To date, the pathway involved in aconitine-induced cardiotoxicity has also been further demonstrated experimentally. Aconitine could miraculously activate the NLRP3 signaling pathway by abnormally increasing palmitic acid levels in cardiac tissue. Conversely, aconitine treatment or silencing of the NLRP3 gene can signally confine the expressions of caspase-1, IL-18, and IL-1β (Bi et al., 2020; Peng et al., 2020). From the available evidence, excessive NLRP3 inflammasome activation may be a potential signaling pathway for aconitine-induced cardiotoxicity.

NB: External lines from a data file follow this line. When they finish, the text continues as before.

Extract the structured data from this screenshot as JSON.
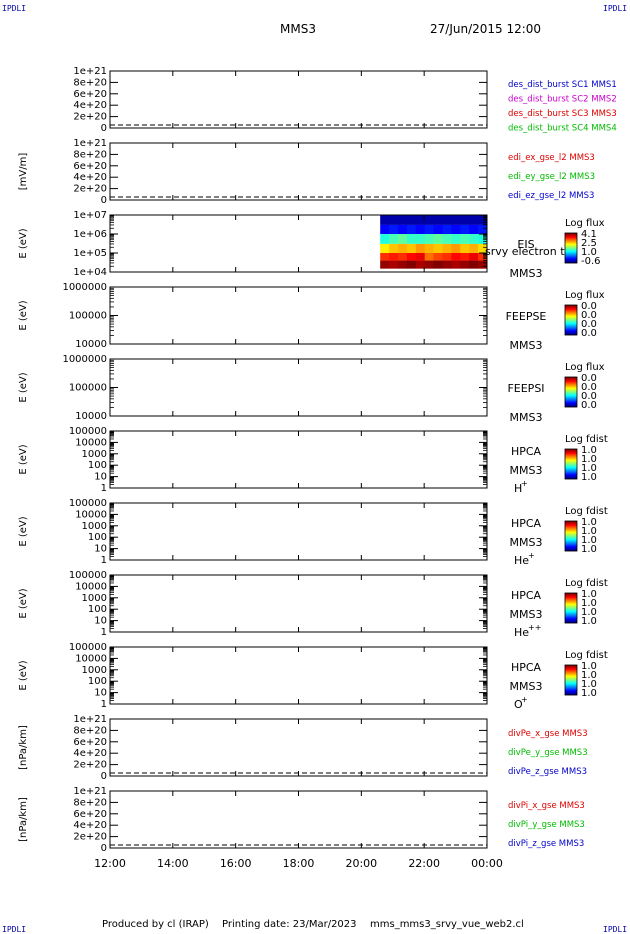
{
  "corner_label": "IPDLI",
  "header": {
    "spacecraft": "MMS3",
    "datetime": "27/Jun/2015 12:00"
  },
  "footer": {
    "produced_by": "Produced by cl (IRAP)",
    "printing_date": "Printing date: 23/Mar/2023",
    "script": "mms_mms3_srvy_vue_web2.cl"
  },
  "time_axis": {
    "ticks": [
      "12:00",
      "14:00",
      "16:00",
      "18:00",
      "20:00",
      "22:00",
      "00:00"
    ],
    "range_hours": [
      12,
      24
    ]
  },
  "colors": {
    "red": "#dd0000",
    "magenta": "#cc00cc",
    "green": "#00bb00",
    "blue": "#0000cc"
  },
  "chart_data": [
    {
      "type": "line",
      "id": "des_dist",
      "ylabel": "",
      "yticks": [
        "1e+21",
        "8e+20",
        "6e+20",
        "4e+20",
        "2e+20",
        "0"
      ],
      "ylim": [
        0,
        1e+21
      ],
      "zero_dashed": true,
      "series": [
        {
          "name": "des_dist_burst SC1 MMS1",
          "color": "#0000cc",
          "values": []
        },
        {
          "name": "des_dist_burst SC2 MMS2",
          "color": "#cc00cc",
          "values": []
        },
        {
          "name": "des_dist_burst SC3 MMS3",
          "color": "#dd0000",
          "values": []
        },
        {
          "name": "des_dist_burst SC4 MMS4",
          "color": "#00bb00",
          "values": []
        }
      ]
    },
    {
      "type": "line",
      "id": "edi",
      "ylabel": "[mV/m]",
      "yticks": [
        "1e+21",
        "8e+20",
        "6e+20",
        "4e+20",
        "2e+20",
        "0"
      ],
      "ylim": [
        0,
        1e+21
      ],
      "zero_dashed": true,
      "series": [
        {
          "name": "edi_ex_gse_l2 MMS3",
          "color": "#dd0000",
          "values": []
        },
        {
          "name": "edi_ey_gse_l2 MMS3",
          "color": "#00bb00",
          "values": []
        },
        {
          "name": "edi_ez_gse_l2 MMS3",
          "color": "#0000cc",
          "values": []
        }
      ]
    },
    {
      "type": "heatmap",
      "id": "eis",
      "ylabel": "E (eV)",
      "yticks": [
        "1e+07",
        "1e+06",
        "1e+05",
        "1e+04"
      ],
      "ylim": [
        10000.0,
        10000000.0
      ],
      "log": true,
      "instrument": [
        "EIS",
        "MMS3"
      ],
      "overlay_text": "srvy electron to",
      "colorbar": {
        "title": "Log flux",
        "ticks": [
          "4.1",
          "2.5",
          "1.0",
          "-0.6"
        ]
      },
      "time_range_hours": [
        20.6,
        24.0
      ],
      "rows": [
        {
          "energy_range": [
            "3e6",
            "1e7"
          ],
          "values": [
            -0.4,
            -0.4,
            -0.4,
            -0.4,
            -0.4,
            -0.4,
            -0.4,
            -0.4,
            -0.4,
            -0.4,
            -0.4,
            -0.4
          ]
        },
        {
          "energy_range": [
            "1e6",
            "3e6"
          ],
          "values": [
            0.0,
            0.1,
            0.0,
            0.1,
            0.0,
            0.1,
            0.0,
            0.1,
            0.0,
            0.1,
            0.0,
            0.1
          ]
        },
        {
          "energy_range": [
            "3e5",
            "1e6"
          ],
          "values": [
            1.3,
            1.5,
            1.6,
            1.4,
            1.4,
            1.5,
            1.6,
            1.5,
            1.4,
            1.5,
            1.4,
            1.3
          ]
        },
        {
          "energy_range": [
            "1e5",
            "3e5"
          ],
          "values": [
            2.4,
            2.6,
            2.7,
            2.6,
            2.8,
            2.7,
            2.6,
            2.7,
            2.8,
            2.6,
            2.7,
            2.5
          ]
        },
        {
          "energy_range": [
            "4e4",
            "1e5"
          ],
          "values": [
            3.3,
            3.4,
            3.3,
            3.5,
            3.6,
            3.0,
            3.2,
            3.3,
            3.5,
            3.4,
            3.6,
            3.3
          ]
        },
        {
          "energy_range": [
            "1.5e4",
            "4e4"
          ],
          "values": [
            4.0,
            3.9,
            4.0,
            4.1,
            3.9,
            4.0,
            4.1,
            4.0,
            3.9,
            4.0,
            4.1,
            4.0
          ]
        }
      ]
    },
    {
      "type": "heatmap",
      "id": "feepse",
      "ylabel": "E (eV)",
      "yticks": [
        "1000000",
        "100000",
        "10000"
      ],
      "ylim": [
        10000.0,
        1000000.0
      ],
      "log": true,
      "instrument": [
        "FEEPSE",
        "MMS3"
      ],
      "colorbar": {
        "title": "Log flux",
        "ticks": [
          "0.0",
          "0.0",
          "0.0",
          "0.0"
        ]
      },
      "rows": []
    },
    {
      "type": "heatmap",
      "id": "feepsi",
      "ylabel": "E (eV)",
      "yticks": [
        "1000000",
        "100000",
        "10000"
      ],
      "ylim": [
        10000.0,
        1000000.0
      ],
      "log": true,
      "instrument": [
        "FEEPSI",
        "MMS3"
      ],
      "colorbar": {
        "title": "Log flux",
        "ticks": [
          "0.0",
          "0.0",
          "0.0",
          "0.0"
        ]
      },
      "rows": []
    },
    {
      "type": "heatmap",
      "id": "hpca_h",
      "ylabel": "E (eV)",
      "yticks": [
        "100000",
        "10000",
        "1000",
        "100",
        "10",
        "1"
      ],
      "ylim": [
        1,
        100000.0
      ],
      "log": true,
      "instrument": [
        "HPCA",
        "MMS3"
      ],
      "species": "H",
      "species_sup": "+",
      "colorbar": {
        "title": "Log fdist",
        "ticks": [
          "1.0",
          "1.0",
          "1.0",
          "1.0"
        ]
      },
      "rows": []
    },
    {
      "type": "heatmap",
      "id": "hpca_he",
      "ylabel": "E (eV)",
      "yticks": [
        "100000",
        "10000",
        "1000",
        "100",
        "10",
        "1"
      ],
      "ylim": [
        1,
        100000.0
      ],
      "log": true,
      "instrument": [
        "HPCA",
        "MMS3"
      ],
      "species": "He",
      "species_sup": "+",
      "colorbar": {
        "title": "Log fdist",
        "ticks": [
          "1.0",
          "1.0",
          "1.0",
          "1.0"
        ]
      },
      "rows": []
    },
    {
      "type": "heatmap",
      "id": "hpca_hepp",
      "ylabel": "E (eV)",
      "yticks": [
        "100000",
        "10000",
        "1000",
        "100",
        "10",
        "1"
      ],
      "ylim": [
        1,
        100000.0
      ],
      "log": true,
      "instrument": [
        "HPCA",
        "MMS3"
      ],
      "species": "He",
      "species_sup": "++",
      "colorbar": {
        "title": "Log fdist",
        "ticks": [
          "1.0",
          "1.0",
          "1.0",
          "1.0"
        ]
      },
      "rows": []
    },
    {
      "type": "heatmap",
      "id": "hpca_o",
      "ylabel": "E (eV)",
      "yticks": [
        "100000",
        "10000",
        "1000",
        "100",
        "10",
        "1"
      ],
      "ylim": [
        1,
        100000.0
      ],
      "log": true,
      "instrument": [
        "HPCA",
        "MMS3"
      ],
      "species": "O",
      "species_sup": "+",
      "colorbar": {
        "title": "Log fdist",
        "ticks": [
          "1.0",
          "1.0",
          "1.0",
          "1.0"
        ]
      },
      "rows": []
    },
    {
      "type": "line",
      "id": "divpe",
      "ylabel": "[nPa/km]",
      "yticks": [
        "1e+21",
        "8e+20",
        "6e+20",
        "4e+20",
        "2e+20",
        "0"
      ],
      "ylim": [
        0,
        1e+21
      ],
      "zero_dashed": true,
      "series": [
        {
          "name": "divPe_x_gse MMS3",
          "color": "#dd0000",
          "values": []
        },
        {
          "name": "divPe_y_gse MMS3",
          "color": "#00bb00",
          "values": []
        },
        {
          "name": "divPe_z_gse MMS3",
          "color": "#0000cc",
          "values": []
        }
      ]
    },
    {
      "type": "line",
      "id": "divpi",
      "ylabel": "[nPa/km]",
      "yticks": [
        "1e+21",
        "8e+20",
        "6e+20",
        "4e+20",
        "2e+20",
        "0"
      ],
      "ylim": [
        0,
        1e+21
      ],
      "zero_dashed": true,
      "series": [
        {
          "name": "divPi_x_gse MMS3",
          "color": "#dd0000",
          "values": []
        },
        {
          "name": "divPi_y_gse MMS3",
          "color": "#00bb00",
          "values": []
        },
        {
          "name": "divPi_z_gse MMS3",
          "color": "#0000cc",
          "values": []
        }
      ]
    }
  ]
}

However, considering NLRP3’s pivotal role in determining cell fate, its mediated oxidative stress, mitochondrial energy metabolism, as well autophagy, and apoptosis events are consequential and meaningful targets for further exploration of aconitine-induced cardiotoxicity (Wang W. et al., 2022).

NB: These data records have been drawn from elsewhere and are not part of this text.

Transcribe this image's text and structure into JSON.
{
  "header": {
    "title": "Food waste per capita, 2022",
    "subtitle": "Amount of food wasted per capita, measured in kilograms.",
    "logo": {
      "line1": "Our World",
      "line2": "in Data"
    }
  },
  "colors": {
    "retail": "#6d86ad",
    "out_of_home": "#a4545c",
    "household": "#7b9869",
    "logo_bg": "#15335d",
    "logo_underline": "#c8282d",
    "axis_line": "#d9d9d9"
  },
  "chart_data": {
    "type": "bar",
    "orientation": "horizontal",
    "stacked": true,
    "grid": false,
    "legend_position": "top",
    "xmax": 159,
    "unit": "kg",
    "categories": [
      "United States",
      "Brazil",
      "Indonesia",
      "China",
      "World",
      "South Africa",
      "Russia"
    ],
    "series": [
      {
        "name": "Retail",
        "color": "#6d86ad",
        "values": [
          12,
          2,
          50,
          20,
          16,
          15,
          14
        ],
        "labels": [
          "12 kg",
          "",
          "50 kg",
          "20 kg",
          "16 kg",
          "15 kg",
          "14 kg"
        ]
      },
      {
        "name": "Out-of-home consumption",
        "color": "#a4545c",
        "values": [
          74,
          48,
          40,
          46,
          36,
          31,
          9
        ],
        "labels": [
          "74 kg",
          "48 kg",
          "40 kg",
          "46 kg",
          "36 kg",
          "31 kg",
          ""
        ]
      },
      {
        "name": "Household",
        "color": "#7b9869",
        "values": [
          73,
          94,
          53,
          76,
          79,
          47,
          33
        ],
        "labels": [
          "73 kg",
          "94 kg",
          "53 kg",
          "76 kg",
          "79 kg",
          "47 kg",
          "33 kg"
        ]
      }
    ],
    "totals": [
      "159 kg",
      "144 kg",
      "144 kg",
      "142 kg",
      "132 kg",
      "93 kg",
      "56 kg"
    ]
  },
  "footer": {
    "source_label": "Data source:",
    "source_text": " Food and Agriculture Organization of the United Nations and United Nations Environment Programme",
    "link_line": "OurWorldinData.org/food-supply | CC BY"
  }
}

Measures to Reduce Cardiotoxicity of Aconitine

In recent years, cardiotoxic adverse events of aconite alkaloids emerge one after another, and its inevitable cardiotoxicity has critically limited the clinical use of Aconitum species (Zhou et al., 2021). Therefore, we have to take some effective and immediate measures to reduce its cardiotoxicity, so that it can be better used to treat a variety of clinical diseases. First, the cardiomyocyte toxicity of aconitine can be partly reduced through reasonable compatibility with some monomers, possibly via competitive occupation of toxic protein targets (Fei et al., 2015; Dong et al., 2017). Second, the toxicity of aconitine can be effectively reduced by decocting and/or boiling Aconitum medicinal herbs at a reasonable time and temperature. In this process, the tempestuously toxic diester-diterpenoid alkaloids are unstable and can be easily hydrolyzed into relatively less toxic monoester-diterpenoid alkaloids, and non-toxic non-esterified diterpene alkaloids (Li et al., 2022). In detail, aconitine can be hydrolyzed into benzoylaconine by removal of an acetyl group at the C-8 site via vanishing one molecule of acetic acid, followed by obtaining aconine by removal of a benzoyl group at the C-14 site via vanishing one molecule of benzoic acid at 100°C. Third, it has been widely accepted and approved that the orderly preparing process with other Chinese herbs, such as Hezi (Terminalia chebula Retz.) decoction, can miraculously reduce aconitine levels in Aconitum herbals (Li et al., 2022). For instance, the cardiotoxicity of Caowu (Aconiti Kusnezoffii Radix) was almost counteracted by soaking with Hezi decoction, evidenced by lessened ROS, LDH, and release of Ca2+, the increased mitochondrial membrane potential, the improved nuclear morphology, and the activity of Na+-K+-ATPase in H9c2 cells (Zhang et al., 2017; Han et al., 2022). In general, the cardiotoxicity caused by aconitine can be mitigated by optimal monomer compatibility, heat processing, and soaked with potential medicinal herbal materials. In addition, appropriate dosing and administration, such as local administration, are bound to reduce the cardiotoxicity of aconitine. Hopefully, the development of sustained release dosage forms of aconitine or targeted delivery systems for specific tissues and organs may be robust measures to reduce its cardiotoxicity.

Conclusion

As a violent poison, aconitine-induced cardiotoxicity was associated with changed electrophysiological characteristics of cardiomyocytes through interactions with Na+, Ca2+, and K+ channels, the dysfunction of the mitochondrion, the induction of apoptosis and autophagy, as well the activation of NLRP3 related signaling pathways. Although there are many effective methods such as monomer compatibility and diversified and distinctive processing methods of traditional Chinese medicine that reduce the cardiotoxicity of aconitine still a great deal of in vivo and in vitro experiments, as well as clinical trials are urgently needed to elucidate the dynamic processes of aconitine in animals and humans. Simultaneously, in-depth investigations into the toxic mechanisms of the heart and undiscovered potential organotoxicity still need to be further probed with the help of three-dimensional microfluidic organoid models.